Barclays Bank of Kenya has reported a 12 per cent dip in net profit to Sh7.3 billion in the year ended December driven by a massive rise in non-performing loans.
The lender, which is the first to announce its 2016 full year results, saw its loan loss provision rise 2.2 times to Sh3.9 billion as the stock of non-performing loans more than doubled to Sh11.4 billion.
Barclays maintained its final dividend payout of Sh0.8 per share, having paid an interim dividend of Sh0.2 earlier for the half year.
The lender said it reported significantly higher defaults after an early adoption of the more conservative accounting model (IFRS9) — which is expected to be adopted across the banking industry by 2018.
“During the period under review, impairment grew due to a turbulent macro-economic environment which caused heightened job losses resulting in higher than usual default rates especially in unsecured personal loans,” Barclays said in a statement.
“The growth in impairment was also driven by the early adoption of some aspects of the more conservative global accounting model referred to as International Financial Reporting Standard (IFRS)9.”
Besides defaults, Barclays says it took a hit from the capping of lending rates in September. “The performance was, however, impacted by an increase in impairment as well as the implementation of the Banking Amendment Act,” said the lender.
The Banking (Amendment) Act 2016 currently caps lending rates at four percentage points above the Central Bank Rate (currently 14 per cent) and sets the minimum deposit rate on interest-bearing accounts at a minimum of 70 per cent of the CBR (currently seven per cent).
Analysts at Renaissance Capital say the new accounting standard will lead to higher provisioning of bad debts going forward, hurting the bottom-line of lenders who have seen defaults across multiple sectors despite robust gross domestic product growth.
“The level of provisioning being made by the Kenyan banks has always been a source of concern for many investors, and we expect that the adoption of this standard will eventually lead to higher provisions and coverage levels across the sector,” Renaissance said in a research note.
The loan loss provision was the major driver of operating expenses, which increased 19.8 per cent to Sh20.8 billion.
Barclays’ loan book expanded 16 per cent to Sh168.5 billion, helping to push interest income up 11.2 per cent to Sh28.1 billion.

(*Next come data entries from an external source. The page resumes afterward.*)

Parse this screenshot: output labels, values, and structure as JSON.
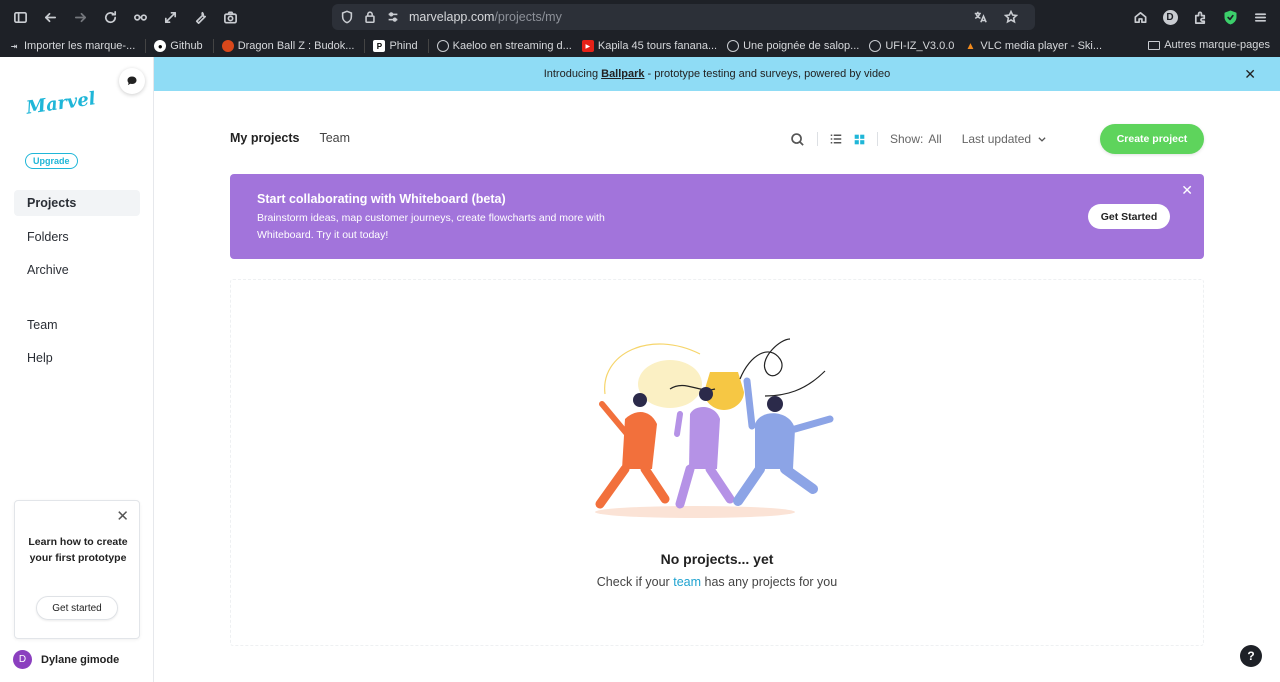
{
  "browser": {
    "url_host": "marvelapp.com",
    "url_path": "/projects/my",
    "bookmarks": [
      {
        "label": "Importer les marque-..."
      },
      {
        "label": "Github"
      },
      {
        "label": "Dragon Ball Z : Budok..."
      },
      {
        "label": "Phind"
      },
      {
        "label": "Kaeloo en streaming d..."
      },
      {
        "label": "Kapila 45 tours fanana..."
      },
      {
        "label": "Une poignée de salop..."
      },
      {
        "label": "UFI-IZ_V3.0.0"
      },
      {
        "label": "VLC media player - Ski..."
      }
    ],
    "other_bookmarks": "Autres marque-pages",
    "profile_letter": "D"
  },
  "announcement": {
    "prefix": "Introducing",
    "link": "Ballpark",
    "suffix": "- prototype testing and surveys, powered by video"
  },
  "sidebar": {
    "logo": "Marvel",
    "upgrade": "Upgrade",
    "items": [
      {
        "label": "Projects"
      },
      {
        "label": "Folders"
      },
      {
        "label": "Archive"
      },
      {
        "label": "Team"
      },
      {
        "label": "Help"
      }
    ],
    "learn_card": {
      "text": "Learn how to create your first prototype",
      "button": "Get started"
    },
    "user": {
      "initial": "D",
      "name": "Dylane gimode"
    }
  },
  "main": {
    "tabs": [
      {
        "label": "My projects"
      },
      {
        "label": "Team"
      }
    ],
    "show_label": "Show:",
    "show_value": "All",
    "sort_label": "Last updated",
    "create_button": "Create project",
    "banner": {
      "title": "Start collaborating with Whiteboard (beta)",
      "description": "Brainstorm ideas, map customer journeys, create flowcharts and more with Whiteboard. Try it out today!",
      "button": "Get Started"
    },
    "empty": {
      "title": "No projects... yet",
      "sub_prefix": "Check if your",
      "sub_link": "team",
      "sub_suffix": "has any projects for you"
    }
  },
  "colors": {
    "accent": "#1fb6d8",
    "create": "#5ed45c",
    "banner": "#a274db",
    "announce": "#8fdcf5"
  }
}
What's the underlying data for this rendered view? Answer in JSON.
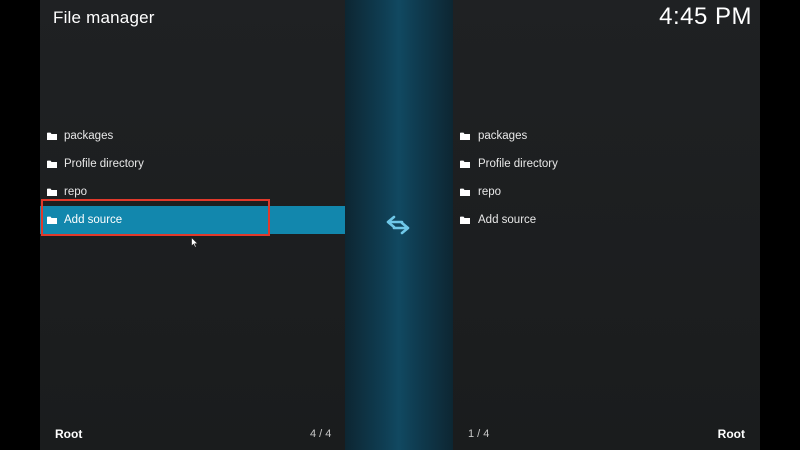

Interest expenses jumped 18.7 per cent, partly reflecting an eight per cent growth in customer deposits to Sh178.1 billion. Barclays says only 32 per cent of its deposits earned interest in the review period.
The lender said its net interest income rose nine per cent to Sh22.3 billion, trailing the loan book growth as the effect of the capping of interest rates started to be felt.
Barclays says its net interest margins declined to 9.9 per cent in the review period compared to 10.7 per cent the year before, with other lenders also expected to report a drop in the key ratio.